Thursday, 19 September 2013

Its what a friend would do

My Myers-Briggs personality profile is ESFJ, and a big part of that 'style' is wanting harmony for myself and others. A less forgiving person once described me as a ''unity addict''. Once I got over the insult, I realised she was probably about right.

Many years ago, when my marriage was performing the dying swan, I did my best to keep it a secret.  It was only later, much later, that friends and family offered observations on what they had seen happening. Many commented on how sad they felt about what had happened, which was nice to hear, and how they ''didn't know what to do'' which was...unsurprising but also disappointing.  At the time, there wasn't a single person in my/our circle of friends who was separated or divorced, so I guess no one really had any experience of the demise of a relationship. On the other hand, I wonder if maybe one, just one, person had said, STOP! don't give up just yet!, maybe it might have made a difference. I'll never know.

Over the past few years, I've had the unfortunate experience of seeing many other relationships fail.  No matter what the circumstances, its always sad. But in particular, the ones who from the outside at least, appear to be strong and potential-filled, hold an extra dimension of sadness.  There are ALWAYS cases of friends who clearly were not right for each other, or had overwhelming odds. But even that, in my ''unity addict'' mind doesn't make it any happier or easier when the demise actually comes.

So, after hearing ''I didn't know what to do/I wish I had done something'' so many times, I made a promise to myself, that should I find myself on that side of the fence, I would do whatever I could to help the person who came to me.  This isn't about fixing someone Else's relationship. About interfering in their business.  But is IS about being proactively supportive, encouraging, and offering to do whatever the person needs. And by that I mean not just saying ''call me if you need me'', because it's likely that someone in crisis won't call.  It means really being there for them.  Including offering advice if it's asked for - and shutting up when it isn't., but also being sensitively honest when sharing my own thoughts, rather than just saying what I think someone might want to hear.

So this week, I had cause to be in this very situation. I could have said ''there there'', 'cos to be honest I really am not feeling like being a supportive friend for someone else right now.  But I didn't. I literally dropped everything. Sat and listened, cried with a friend.  When she asked for some advice I offered it. (Not sure that I am a good person to be asking for advice but anyway). And the advice I gave was this:  Take a breath. Talk to each other. Remember what you loved about him in the first place. It might feel squashed but that doesn't mean it's dead''.  I didn't say ''I think you're wrong'' or ''I think you're right'' or even ''far out that sounds impossible'', I just suggested she take some time before doing anything big. I wanted to say ''don't do it!'' and the time may come for me to say that - if I'm asked. Still, I reckon sometimes another persons perspective is what you need. Even if it isn't want you want - or even need - to hear.
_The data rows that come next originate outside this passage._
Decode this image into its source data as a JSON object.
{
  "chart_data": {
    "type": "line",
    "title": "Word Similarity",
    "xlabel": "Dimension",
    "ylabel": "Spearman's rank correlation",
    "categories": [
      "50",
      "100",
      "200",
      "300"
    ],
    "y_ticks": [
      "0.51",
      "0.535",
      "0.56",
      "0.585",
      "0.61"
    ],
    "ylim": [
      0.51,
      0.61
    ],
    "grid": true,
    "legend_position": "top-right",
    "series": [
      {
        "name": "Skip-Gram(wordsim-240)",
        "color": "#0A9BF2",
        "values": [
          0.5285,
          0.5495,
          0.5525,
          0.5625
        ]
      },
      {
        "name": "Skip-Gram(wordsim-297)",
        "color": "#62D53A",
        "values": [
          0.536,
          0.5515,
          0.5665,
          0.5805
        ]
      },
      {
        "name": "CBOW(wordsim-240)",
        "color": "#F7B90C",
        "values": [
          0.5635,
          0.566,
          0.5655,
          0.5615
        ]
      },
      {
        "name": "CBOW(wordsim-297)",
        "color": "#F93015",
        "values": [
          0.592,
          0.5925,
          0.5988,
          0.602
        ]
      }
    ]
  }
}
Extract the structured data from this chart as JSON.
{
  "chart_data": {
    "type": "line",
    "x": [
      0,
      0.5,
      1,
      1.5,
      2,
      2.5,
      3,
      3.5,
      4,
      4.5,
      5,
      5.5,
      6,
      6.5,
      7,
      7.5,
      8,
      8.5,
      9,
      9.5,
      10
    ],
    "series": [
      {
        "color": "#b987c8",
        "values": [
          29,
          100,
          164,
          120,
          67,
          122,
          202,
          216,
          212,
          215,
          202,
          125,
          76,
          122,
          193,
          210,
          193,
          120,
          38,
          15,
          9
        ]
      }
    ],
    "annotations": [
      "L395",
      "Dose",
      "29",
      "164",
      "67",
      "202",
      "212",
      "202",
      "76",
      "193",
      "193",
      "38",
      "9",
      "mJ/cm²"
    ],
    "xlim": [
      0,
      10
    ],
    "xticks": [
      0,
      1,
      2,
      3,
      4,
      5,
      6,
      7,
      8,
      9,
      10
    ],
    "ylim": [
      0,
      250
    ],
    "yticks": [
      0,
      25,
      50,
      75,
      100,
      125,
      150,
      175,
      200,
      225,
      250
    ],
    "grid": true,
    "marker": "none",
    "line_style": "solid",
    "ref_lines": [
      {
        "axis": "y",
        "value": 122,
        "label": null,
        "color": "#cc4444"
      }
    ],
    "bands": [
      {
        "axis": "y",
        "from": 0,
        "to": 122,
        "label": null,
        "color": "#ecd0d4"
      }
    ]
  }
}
Now, these guys will work it out for themselves, or not.  Who knows. I hope they do.  Its hard to put my own agenda aside of course (I want everyone to live happily ever after...), but I will not just sit by and do nothing, whilst people I care about are struggling. I never want to be the person that said ''oh I wish I'd said something''.

1 comment:

  1. A year on and they have worked it out. Stoked I am. Stoked.